I attached an example journal with data set and scripted buttons.

Chris Kirchberg, M.S.2
Data Scientist, Life Sciences - Global Technical Enablement
JMP Statistical Discovery, LLC. - Denver, CO
Tel: +1-919-531-9927 ▪ Mobile: +1-303-378-7419 ▪ E-mail: chris.kirchberg@jmp.com
www.jmp.com
David_Burnham
Super User (Alumni)

Re: Clustering X-Y graphs

Jeff Perkinson used to do a demonstration of exactly this problem based on profiles of house prices over time across states.  The cluster analysis was performed on split data.  Perhaps there is a video somewhere . . .

-Dave
David_Burnham
Super User (Alumni)

Re: Clustering X-Y graphs

Couldn't find a video so I made one ...

 

 

-Dave
Jeff_Perkinson
Community Manager Community Manager

Re: Clustering X-Y graphs

I've done something very similar to what you're looking for using home price index data.

 

It starts off looking like this. One row for each Month/State combination. If I put that in Graph Builder I can see traces that look similar between States (e.g. NV and FL).

JMPScreenSnapz153.png

 

So, I want to find clusters of States where the Growth Rate is similar over the years.

 

To do that, I'll need to reshape the data to get one row for each State (that's what I want to cluster) and one column for each Month (the variables I want to use to determine the clusters). To do that, I use Tables->Split.

 

JMPScreenSnapz154.png

Which gives me a table like this. (NB: There are 51 rows because DC is in this data.)

JMPScreenSnapz155.png

Now I can use Analyze->Clustering->Heirarchical Clustering to group the states.

JMPScreenSnapz156.png

I usually turn on the Color Clusters options from the red triangle, and for this data, since it represents the States I bring up a map in Graph Builder alongside. Now, as I drag the thumb to choose how many clusters, I can see the map color as well.

Clusters.gif

Once I've decided on the number of clusters, I save the cluster number to the table using the hotspot.

JMPScreenSnapz157.png

But that saves the number back to the table after the split and I want that cluster number in the original table. So, I use Tables->Update to get it there.

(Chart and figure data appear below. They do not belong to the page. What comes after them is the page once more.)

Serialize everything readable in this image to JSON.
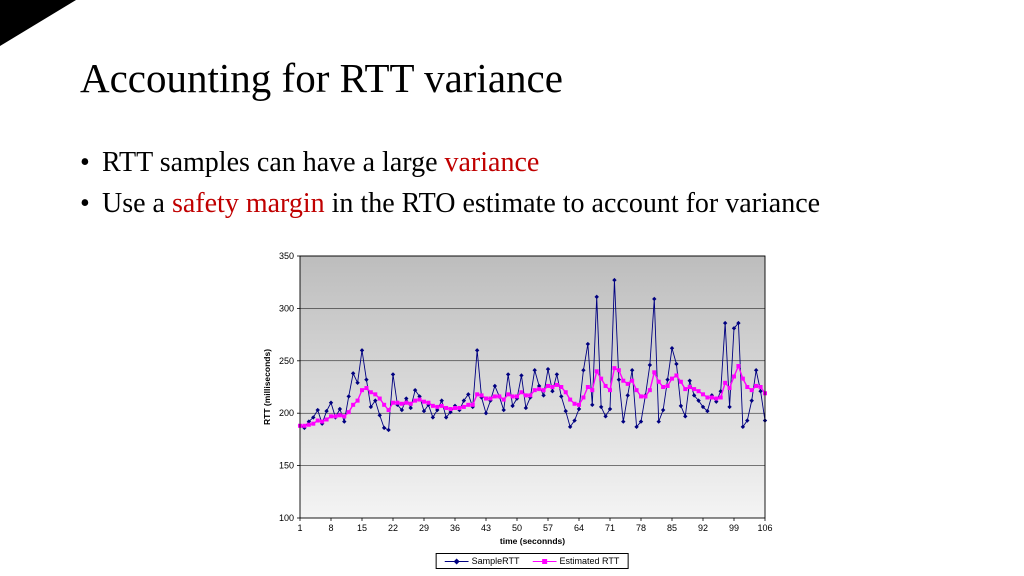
{
  "slide": {
    "title": "Accounting for RTT variance",
    "bullet_char": "•",
    "bullets": [
      {
        "segments": [
          {
            "text": "RTT samples can have a large ",
            "emphasis": false
          },
          {
            "text": "variance",
            "emphasis": true
          }
        ]
      },
      {
        "segments": [
          {
            "text": "Use a ",
            "emphasis": false
          },
          {
            "text": "safety margin",
            "emphasis": true
          },
          {
            "text": " in the RTO estimate to account for variance",
            "emphasis": false
          }
        ]
      }
    ]
  },
  "colors": {
    "emphasis_red": "#c00000",
    "sample_rtt": "#000080",
    "estimated_rtt": "#ff00ff",
    "plot_gradient_top": "#bdbdbd",
    "plot_gradient_bottom": "#f4f4f4",
    "grid_line": "#000000"
  },
  "chart_data": {
    "type": "line",
    "title": "",
    "xlabel": "time (seconnds)",
    "ylabel": "RTT (milliseconds)",
    "ylim": [
      100,
      350
    ],
    "y_ticks": [
      100,
      150,
      200,
      250,
      300,
      350
    ],
    "x_range": [
      1,
      106
    ],
    "x_tick_labels": [
      1,
      8,
      15,
      22,
      29,
      36,
      43,
      50,
      57,
      64,
      71,
      78,
      85,
      92,
      99,
      106
    ],
    "grid": true,
    "legend_position": "bottom",
    "series": [
      {
        "name": "SampleRTT",
        "marker": "diamond",
        "color": "#000080",
        "values": [
          188,
          186,
          192,
          196,
          203,
          190,
          202,
          210,
          196,
          204,
          192,
          216,
          238,
          229,
          260,
          232,
          206,
          212,
          198,
          186,
          184,
          237,
          208,
          203,
          214,
          205,
          222,
          216,
          202,
          208,
          196,
          203,
          212,
          196,
          201,
          207,
          203,
          212,
          218,
          206,
          260,
          215,
          200,
          212,
          226,
          216,
          203,
          237,
          207,
          214,
          236,
          205,
          215,
          241,
          226,
          217,
          242,
          221,
          237,
          216,
          202,
          187,
          193,
          204,
          241,
          266,
          208,
          311,
          206,
          197,
          204,
          327,
          232,
          192,
          217,
          241,
          187,
          192,
          217,
          246,
          309,
          192,
          203,
          232,
          262,
          247,
          207,
          197,
          231,
          217,
          212,
          206,
          202,
          217,
          211,
          221,
          286,
          206,
          281,
          286,
          187,
          193,
          212,
          241,
          221,
          193
        ]
      },
      {
        "name": "Estimated RTT",
        "marker": "square",
        "color": "#ff00ff",
        "values": [
          188,
          188,
          189,
          190,
          193,
          192,
          194,
          197,
          197,
          198,
          197,
          201,
          208,
          212,
          222,
          224,
          220,
          218,
          214,
          208,
          203,
          210,
          210,
          209,
          210,
          209,
          212,
          213,
          211,
          210,
          207,
          206,
          207,
          205,
          204,
          205,
          205,
          206,
          208,
          208,
          218,
          217,
          214,
          214,
          216,
          216,
          213,
          218,
          216,
          216,
          220,
          217,
          217,
          222,
          223,
          222,
          226,
          225,
          227,
          225,
          220,
          213,
          209,
          208,
          215,
          225,
          222,
          240,
          233,
          226,
          222,
          243,
          241,
          231,
          228,
          231,
          222,
          216,
          216,
          222,
          239,
          230,
          225,
          226,
          233,
          236,
          230,
          223,
          225,
          223,
          221,
          218,
          215,
          215,
          214,
          215,
          229,
          224,
          235,
          245,
          233,
          225,
          222,
          226,
          225,
          219
        ]
      }
    ]
  }
}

JMPScreenSnapz158.pngJMPScreenSnapz159.png

 

Now I can use the cluster number to color the traces from my original Graph Builder trellis to see how good it did matching the patterns. I do this by using Cluster in the Overlay role.

JMPScreenSnapz160.png

I only used three clusters here, there are probably more but I think it does a pretty good job of getting the wiggly States together and the flat states together. Hawaii is a statistical (as well as geographic!) outlier.

 

Hope that helps. 

-Jeff
pmroz
Super User

Re: Clustering X-Y graphs

Thank you Jeff and Dave for your very clear examples!  This is exactly what I need.